A new study on mice is helping researchers learn how stress affects mood. Scientists believe the findings could stimulate the creation of new medications to address a variety of mental and addictive disorders.
In the study, scientists discovered that when mice are exposed to stress, a protein called p38α mitogen-activated protein kinase (MAPK) influences the animal’s behavior, contributing to depression-like symptoms and risk for addiction.
This protein is activated by receptors on neurons to regulate serotonin, a key neurotransmitter that helps regulate mood.
Details on the research study are published in the journal Neuron.

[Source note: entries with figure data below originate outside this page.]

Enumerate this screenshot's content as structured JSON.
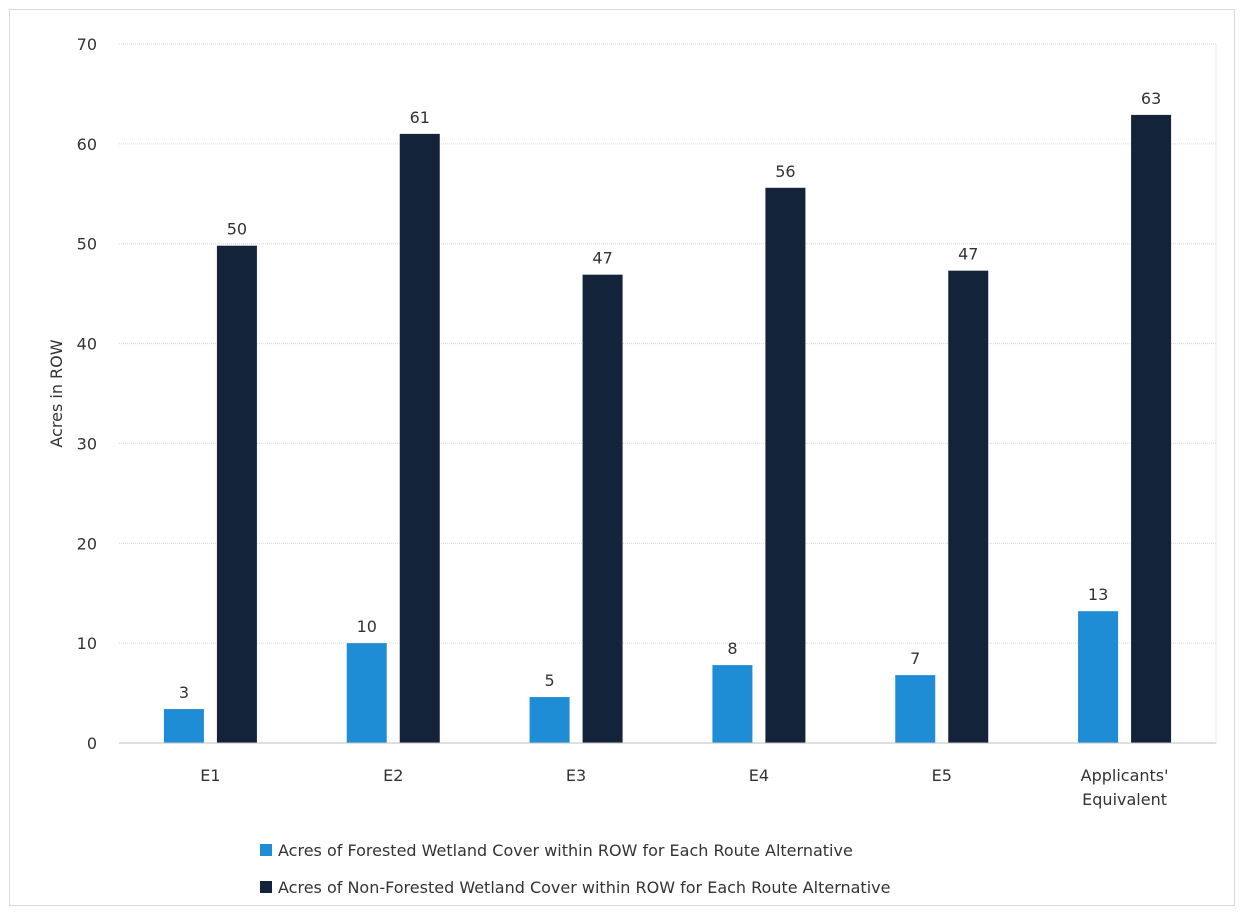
{
  "chart_data": {
    "type": "bar",
    "ylabel": "Acres in ROW",
    "xlabel": "",
    "ylim": [
      0,
      70
    ],
    "yticks": [
      0,
      10,
      20,
      30,
      40,
      50,
      60,
      70
    ],
    "grid": true,
    "legend_position": "bottom",
    "categories": [
      [
        "E1"
      ],
      [
        "E2"
      ],
      [
        "E3"
      ],
      [
        "E4"
      ],
      [
        "E5"
      ],
      [
        "Applicants'",
        "Equivalent"
      ]
    ],
    "series": [
      {
        "name": "Acres of Forested Wetland Cover within ROW for Each Route Alternative",
        "color": "#1f8dd6",
        "values": [
          3.4,
          10.0,
          4.6,
          7.8,
          6.8,
          13.2
        ],
        "labels": [
          "3",
          "10",
          "5",
          "8",
          "7",
          "13"
        ]
      },
      {
        "name": "Acres of Non-Forested Wetland Cover within ROW for Each Route Alternative",
        "color": "#13243a",
        "values": [
          49.8,
          61.0,
          46.9,
          55.6,
          47.3,
          62.9
        ],
        "labels": [
          "50",
          "61",
          "47",
          "56",
          "47",
          "63"
        ]
      }
    ]
  }
}
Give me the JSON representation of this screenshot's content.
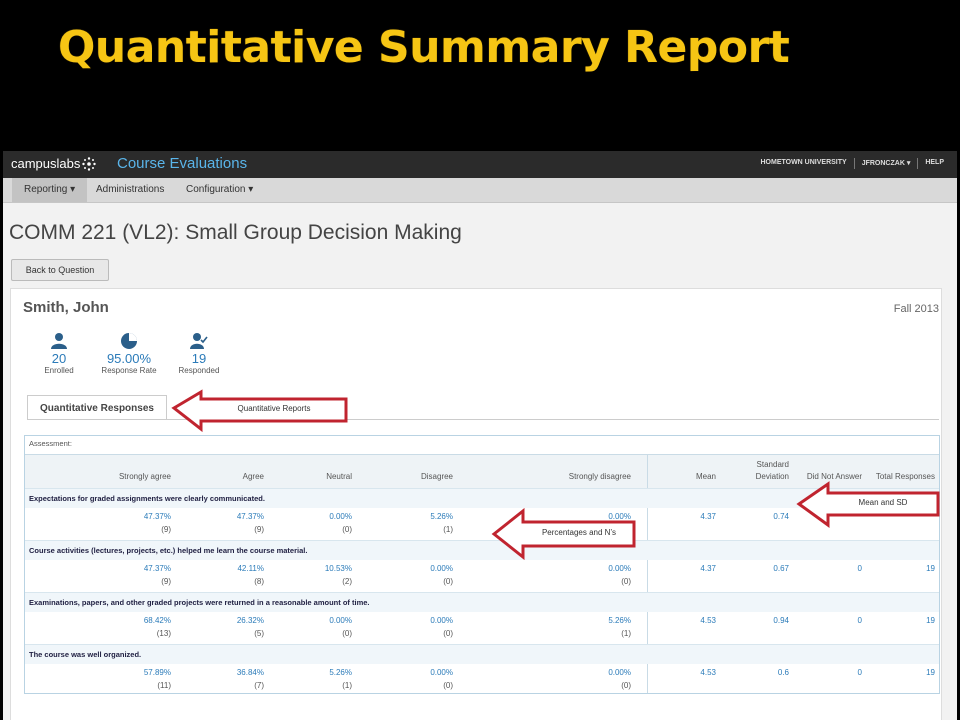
{
  "slide": {
    "title": "Quantitative Summary Report"
  },
  "app": {
    "brand": "campuslabs",
    "product": "Course Evaluations",
    "top_right": {
      "institution": "HOMETOWN UNIVERSITY",
      "user": "JFRONCZAK ▾",
      "help": "HELP"
    }
  },
  "menu": {
    "reporting": "Reporting ▾",
    "administrations": "Administrations",
    "configuration": "Configuration ▾"
  },
  "page": {
    "course_title": "COMM 221 (VL2): Small Group Decision Making",
    "back_button": "Back to Question",
    "instructor": "Smith, John",
    "term": "Fall 2013"
  },
  "stats": {
    "enrolled": {
      "value": "20",
      "label": "Enrolled"
    },
    "response_rate": {
      "value": "95.00%",
      "label": "Response Rate"
    },
    "responded": {
      "value": "19",
      "label": "Responded"
    }
  },
  "tab": {
    "label": "Quantitative Responses"
  },
  "callouts": {
    "reports": "Quantitative Reports",
    "mean_sd": "Mean and SD",
    "percentages": "Percentages and N’s"
  },
  "table": {
    "section": "Assessment:",
    "headers": {
      "strongly_agree": "Strongly agree",
      "agree": "Agree",
      "neutral": "Neutral",
      "disagree": "Disagree",
      "strongly_disagree": "Strongly disagree",
      "mean": "Mean",
      "sd_line1": "Standard",
      "sd_line2": "Deviation",
      "did_not_answer": "Did Not Answer",
      "total": "Total Responses"
    },
    "questions": [
      {
        "text": "Expectations for graded assignments were clearly communicated.",
        "sa": "47.37%",
        "sa_n": "(9)",
        "a": "47.37%",
        "a_n": "(9)",
        "ne": "0.00%",
        "ne_n": "(0)",
        "d": "5.26%",
        "d_n": "(1)",
        "sd": "0.00%",
        "sd_n": "(0)",
        "mean": "4.37",
        "stdev": "0.74",
        "dna": "",
        "total": ""
      },
      {
        "text": "Course activities (lectures, projects, etc.) helped me learn the course material.",
        "sa": "47.37%",
        "sa_n": "(9)",
        "a": "42.11%",
        "a_n": "(8)",
        "ne": "10.53%",
        "ne_n": "(2)",
        "d": "0.00%",
        "d_n": "(0)",
        "sd": "0.00%",
        "sd_n": "(0)",
        "mean": "4.37",
        "stdev": "0.67",
        "dna": "0",
        "total": "19"
      },
      {
        "text": "Examinations, papers, and other graded projects were returned in a reasonable amount of time.",
        "sa": "68.42%",
        "sa_n": "(13)",
        "a": "26.32%",
        "a_n": "(5)",
        "ne": "0.00%",
        "ne_n": "(0)",
        "d": "0.00%",
        "d_n": "(0)",
        "sd": "5.26%",
        "sd_n": "(1)",
        "mean": "4.53",
        "stdev": "0.94",
        "dna": "0",
        "total": "19"
      },
      {
        "text": "The course was well organized.",
        "sa": "57.89%",
        "sa_n": "(11)",
        "a": "36.84%",
        "a_n": "(7)",
        "ne": "5.26%",
        "ne_n": "(1)",
        "d": "0.00%",
        "d_n": "(0)",
        "sd": "0.00%",
        "sd_n": "(0)",
        "mean": "4.53",
        "stdev": "0.6",
        "dna": "0",
        "total": "19"
      }
    ]
  },
  "colors": {
    "title_gold": "#f6c514",
    "brand_blue": "#5ab5ea",
    "value_blue": "#2b7bb9",
    "callout_red": "#c0242f"
  }
}
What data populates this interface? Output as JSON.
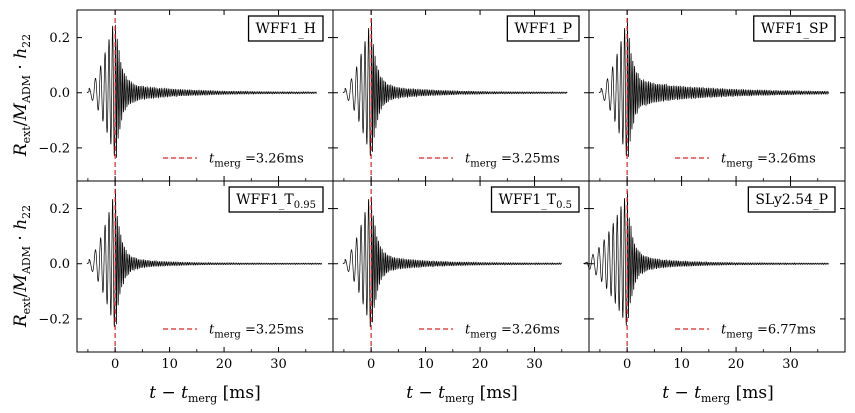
{
  "chart_data": {
    "type": "line",
    "layout": "2x3 grid of panels with shared axes",
    "xlabel": "t − t_merg [ms]",
    "ylabel": "R_ext/M_ADM · h_22",
    "xlim": [
      -7,
      40
    ],
    "ylim": [
      -0.32,
      0.3
    ],
    "xticks": [
      0,
      10,
      20,
      30
    ],
    "yticks": [
      -0.2,
      0.0,
      0.2
    ],
    "legend_entry": "t_merg =",
    "legend_position": "lower-right",
    "merger_line_color": "#d62728",
    "trace_color": "#000000",
    "panels": [
      {
        "label": "WFF1_H",
        "label_main": "WFF1",
        "label_suffix": "H",
        "t_merg": "3.26ms",
        "waveform": {
          "t_start": -5.2,
          "t_end": 37,
          "peak_pos": 0.28,
          "peak_neg": -0.24,
          "pre_cycles": 6,
          "post_tail_amp": 0.035,
          "tail_decay_ms": 9
        }
      },
      {
        "label": "WFF1_P",
        "label_main": "WFF1",
        "label_suffix": "P",
        "t_merg": "3.25ms",
        "waveform": {
          "t_start": -5.2,
          "t_end": 36,
          "peak_pos": 0.27,
          "peak_neg": -0.24,
          "pre_cycles": 6,
          "post_tail_amp": 0.03,
          "tail_decay_ms": 8
        }
      },
      {
        "label": "WFF1_SP",
        "label_main": "WFF1",
        "label_suffix": "SP",
        "t_merg": "3.26ms",
        "waveform": {
          "t_start": -5.2,
          "t_end": 37,
          "peak_pos": 0.27,
          "peak_neg": -0.24,
          "pre_cycles": 6,
          "post_tail_amp": 0.045,
          "tail_decay_ms": 13
        }
      },
      {
        "label": "WFF1_T0.95",
        "label_main": "WFF1",
        "label_suffix": "T",
        "label_subscript": "0.95",
        "t_merg": "3.25ms",
        "waveform": {
          "t_start": -5.2,
          "t_end": 38,
          "peak_pos": 0.27,
          "peak_neg": -0.24,
          "pre_cycles": 6,
          "post_tail_amp": 0.025,
          "tail_decay_ms": 6
        }
      },
      {
        "label": "WFF1_T0.5",
        "label_main": "WFF1",
        "label_suffix": "T",
        "label_subscript": "0.5",
        "t_merg": "3.26ms",
        "waveform": {
          "t_start": -5.2,
          "t_end": 35,
          "peak_pos": 0.27,
          "peak_neg": -0.24,
          "pre_cycles": 6,
          "post_tail_amp": 0.03,
          "tail_decay_ms": 8
        }
      },
      {
        "label": "SLy2.54_P",
        "label_main": "SLy2.54",
        "label_suffix": "P",
        "t_merg": "6.77ms",
        "waveform": {
          "t_start": -8,
          "t_end": 37,
          "peak_pos": 0.26,
          "peak_neg": -0.23,
          "pre_cycles": 9,
          "post_tail_amp": 0.03,
          "tail_decay_ms": 7
        }
      }
    ]
  }
}
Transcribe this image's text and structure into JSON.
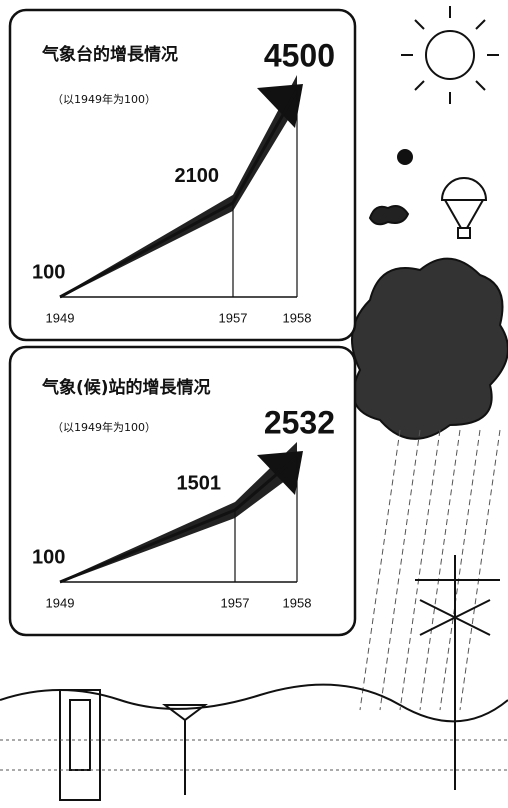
{
  "chart_data": [
    {
      "type": "line",
      "title": "气象台的增長情况",
      "subtitle": "（以1949年为100）",
      "categories": [
        "1949",
        "1957",
        "1958"
      ],
      "values": [
        100,
        2100,
        4500
      ],
      "color": "#111111"
    },
    {
      "type": "line",
      "title": "气象(候)站的增長情况",
      "subtitle": "（以1949年为100）",
      "categories": [
        "1949",
        "1957",
        "1958"
      ],
      "values": [
        100,
        1501,
        2532
      ],
      "color": "#111111"
    }
  ]
}
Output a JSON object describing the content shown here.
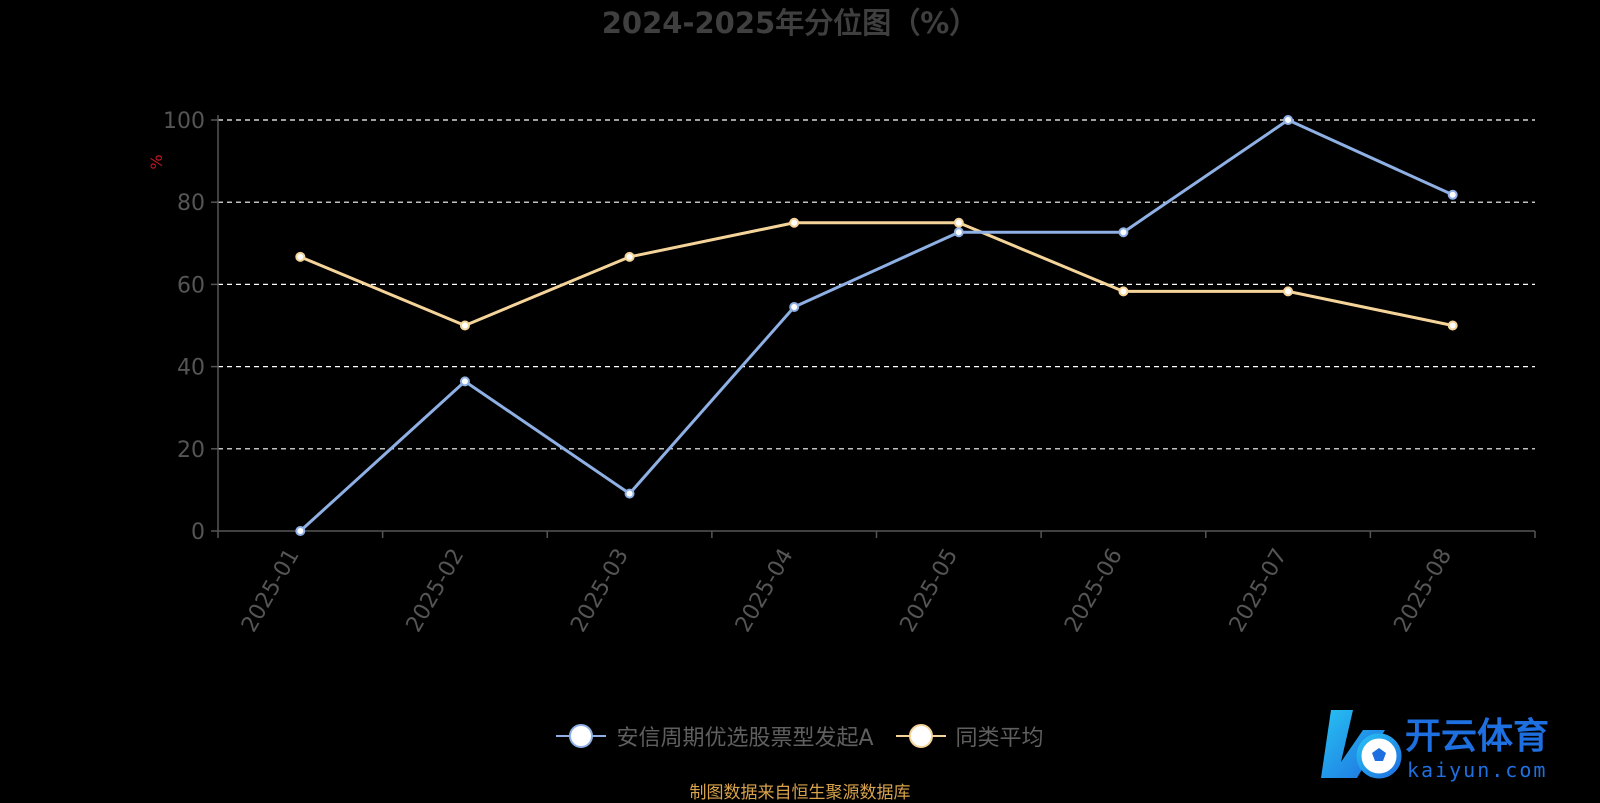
{
  "chart_data": {
    "type": "line",
    "title": "2024-2025年分位图（%）",
    "ylabel": "%",
    "ylim": [
      0,
      100
    ],
    "yticks": [
      0,
      20,
      40,
      60,
      80,
      100
    ],
    "grid": true,
    "legend_position": "bottom-center",
    "categories": [
      "2025-01",
      "2025-02",
      "2025-03",
      "2025-04",
      "2025-05",
      "2025-06",
      "2025-07",
      "2025-08"
    ],
    "series": [
      {
        "name": "安信周期优选股票型发起A",
        "color": "#8fb0e4",
        "values": [
          0,
          36.4,
          9.1,
          54.5,
          72.7,
          72.7,
          100,
          81.8
        ]
      },
      {
        "name": "同类平均",
        "color": "#f5d49a",
        "values": [
          66.7,
          50,
          66.7,
          75,
          75,
          58.3,
          58.3,
          50
        ]
      }
    ]
  },
  "source": "制图数据来自恒生聚源数据库",
  "watermark": {
    "brand": "开云体育",
    "domain": "kaiyun.com",
    "colors": [
      "#1e6fe0",
      "#27c1f2"
    ]
  }
}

Experts believe exposure to stress causes the brain to releases hormones that specifically interact with receptors on neurons. Those receptors, in turn, activate p38α MAPK, which then interacts with the serotonin transporter in the cells to reduce the amount of available serotonin.
In this study, scientists looked at a brain region, called the dorsal raphe nucleus, where many stress-related factors and serotonin combine.
They found that after stress exposure, mouse brains activate p38α MAPK, lowering serotonin levels and triggering depression-like behaviors as well as drug-seeking behavior in the mice.
Stressed animals withdrew and did not interact with other mice. In animals that had been given cocaine injections while in specific places in their cages, stress made them more likely to physically seek out those locations where they had received the drug.
“We call these responses ‘depression-like’ and ‘addiction-like’ behaviors because we can’t ask mice if they’re addicted or sad,” said lead researcher Michael R. Bruchas, Ph.D. “But just as depressed people often withdraw from social interactions, stressed mice do the same thing. We also observed that stressed mice return more often to the place where they received cocaine.”
Researchers then used a relatively new genetic technology to disable the p38α MAPK protein only in cells of the brain’s serotonin system. Without the p38α protein, the stress-exposed mice no longer withdrew from social interactions, displayed depression-like behavior or sought drugs.
Bruchas and his colleagues also studied mice exposed to what they call social defeat stress.
“We put a mouse into an enclosure with an ‘aggressor’ mouse,” Bruchas says.
“Some mice, like some humans, are more dominant and aggressive. When a non-aggressive mouse is put into a cage with an aggressive animal, that aggression causes stress similar to what we might see in an adult human working for a difficult boss or a teenager who has to deal with a bully at school.”
Just as interacting with a “bully” mouse is similar to dealing with stressful environments, the cascade of events in the brain that contributes to serotonin reduction appears to be similar in both mice and humans.
“When people take antidepressant drugs called selective serotonin reuptake inhibitors, or SSRIs, to relieve depression, the drugs act on a cellular pump called the serotonin transporter, and this results in more serotonin in the brain,” Bruchas says.
“We think that the involvement of the p38α protein and kappa-opioid receptors represents an important finding in figuring out how it is that cells regulate depressive and addictive behaviors.”
In his new laboratory at Washington University, Bruchas says he plans to test whether the same p38α MAPK protein is involved when the drug is nicotine or amphetamine.
“It will be important to determine whether this pathway is conserved for drugs of abuse other than cocaine,” he says. “If so it will further highlight the importance of working with chemists to target this pathway for potential therapies.”
Bruchas also plans to look at other brain areas to learn whether similar responses are occurring in response to stress.